Canada Nickel Company Inc. [CNC-TSXV] created a wholly-owned subsidiary, NetZero Metals, to begin the research and development of a processing facility that would be located in the Timmins, Ontario region with the goal of utilizing existing technologies to produce zero-carbon nickel, cobalt and iron products.
The company has applied for trademarks for the terms NetZero Nickel, NetZero Cobalt, and NetZero Iron in U.S., Canada, and other jurisdictions related to zero-carbon production of nickel, cobalt, and iron products.
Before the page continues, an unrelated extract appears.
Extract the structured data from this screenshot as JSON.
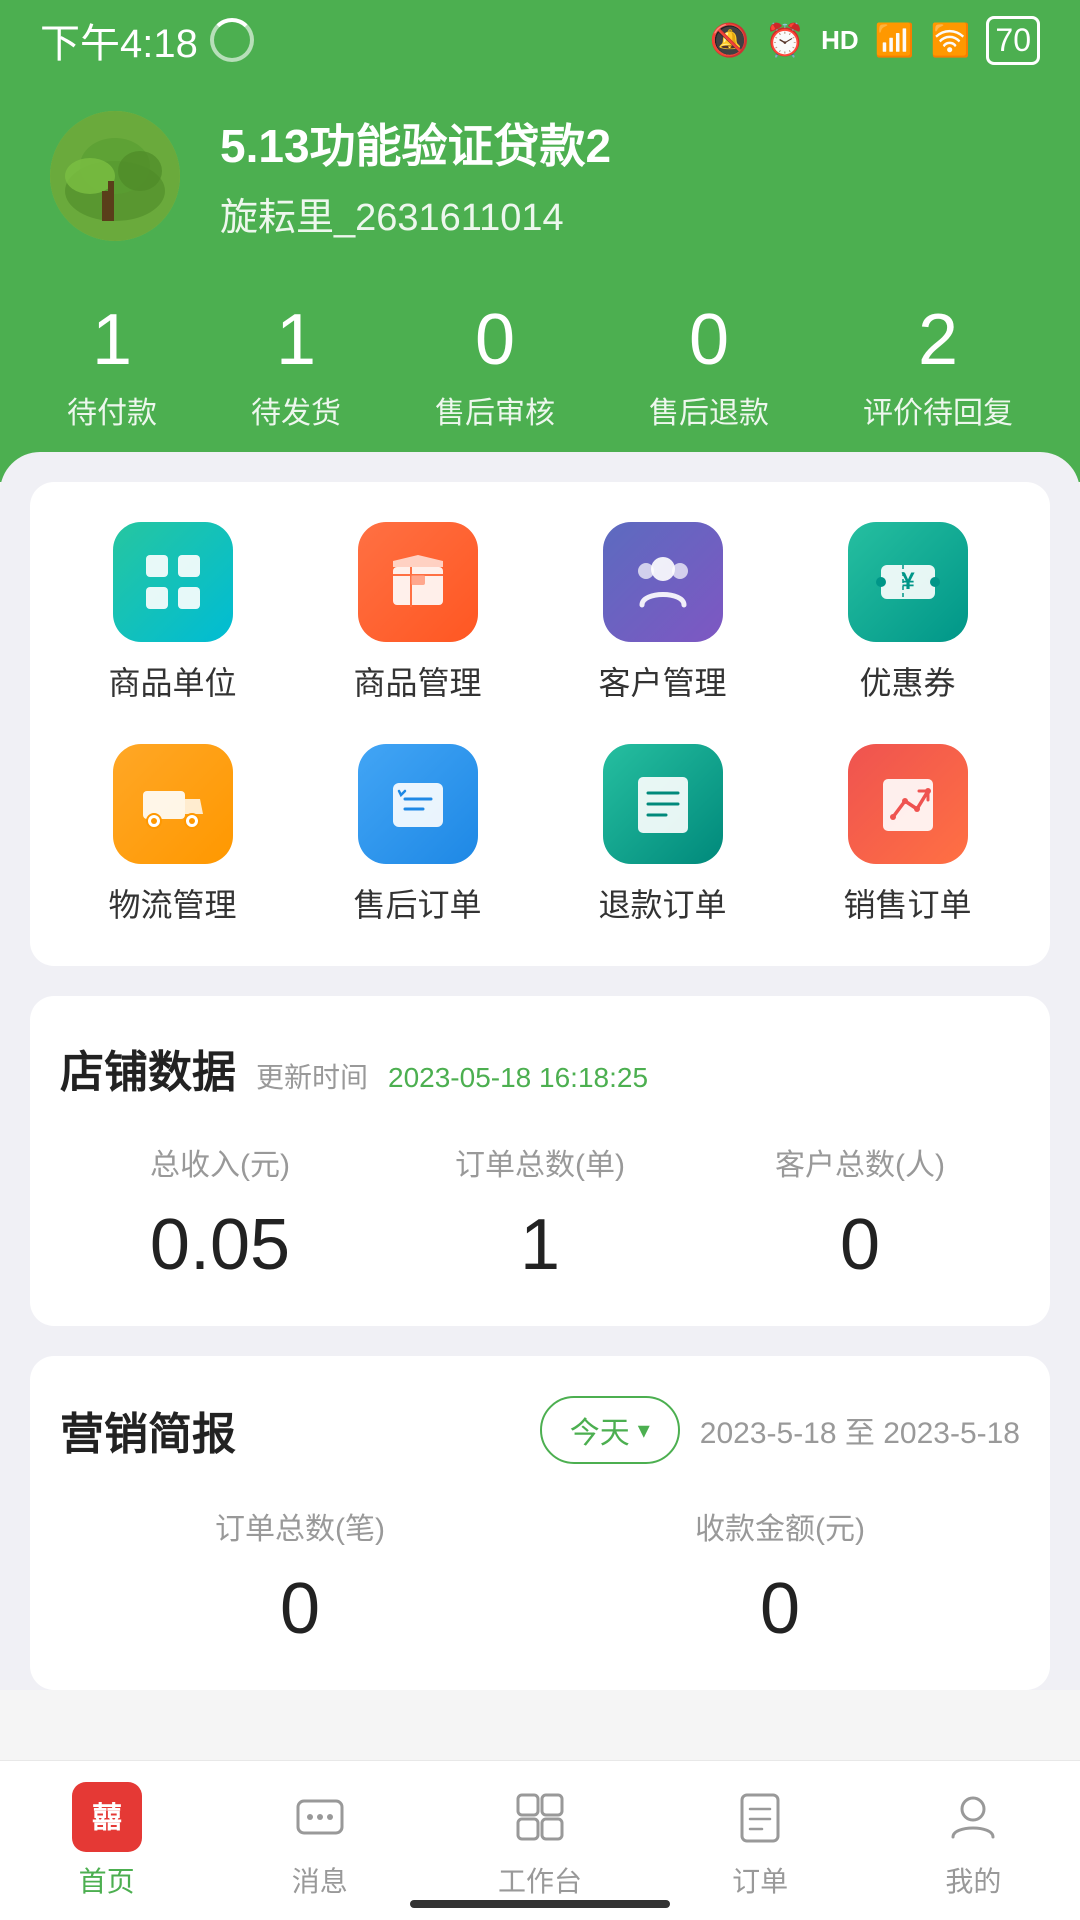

“The electric vehicle industry and many other consumer sectors needs zero-carbon metal this decade – not in a nebulous 2050 timeframe contemplated by many other resource companies,” said Mark Selby, Chairman and CEO of Canada Nickel. “As a result of the unique advantages of the Timmins region with its close proximity to zero-carbon hydroelectricity and our Crawford Nickel-Cobalt Sulphide project, comprised largely of serpentine rock that naturally absorbs CO2 when exposed to air, Canada Nickel has the potential to develop zero-carbon products that our customers are expecting from the mining sector. With nickel as a preferred metal to power the clean energy revolution, our commitment to net zero-carbon production is the right step to take for the environment, for consumers, and for our investors.”
Serpentine rock, the host rock comprising more than 90% of the mass of the resource at the Crawford Nickel-Cobalt Sulphide Project, has had numerous studies completed that note that the rock naturally absorbs carbon dioxide (CO2) when exposed to air through a naturally occurring process of spontaneous mineral carbonation. The nickel industry faces a number of challenges as the current processing approach of laterite and sulphide ores generate a significant environmental footprint in the form of SO2 and CO2 emissions.
These environmental challenges will only worsen given the industry supply profile with the bulk of recent nickel supply growth and the main source of future production growth being nickel pig iron production in Indonesia, which, according to industry sources, uses 25-30 tonnes of coal to produce each tonne of nickel, which when combined with other sources of CO2, generates nearly approximately 90 tonnes of Scope 1 and Scope 2 CO2 emissions per tonne of nickel produced.
In trading on July 27, shares of Canada Nickel gained $0.61 to $1.96 on a volume of 1,810,400 shares traded.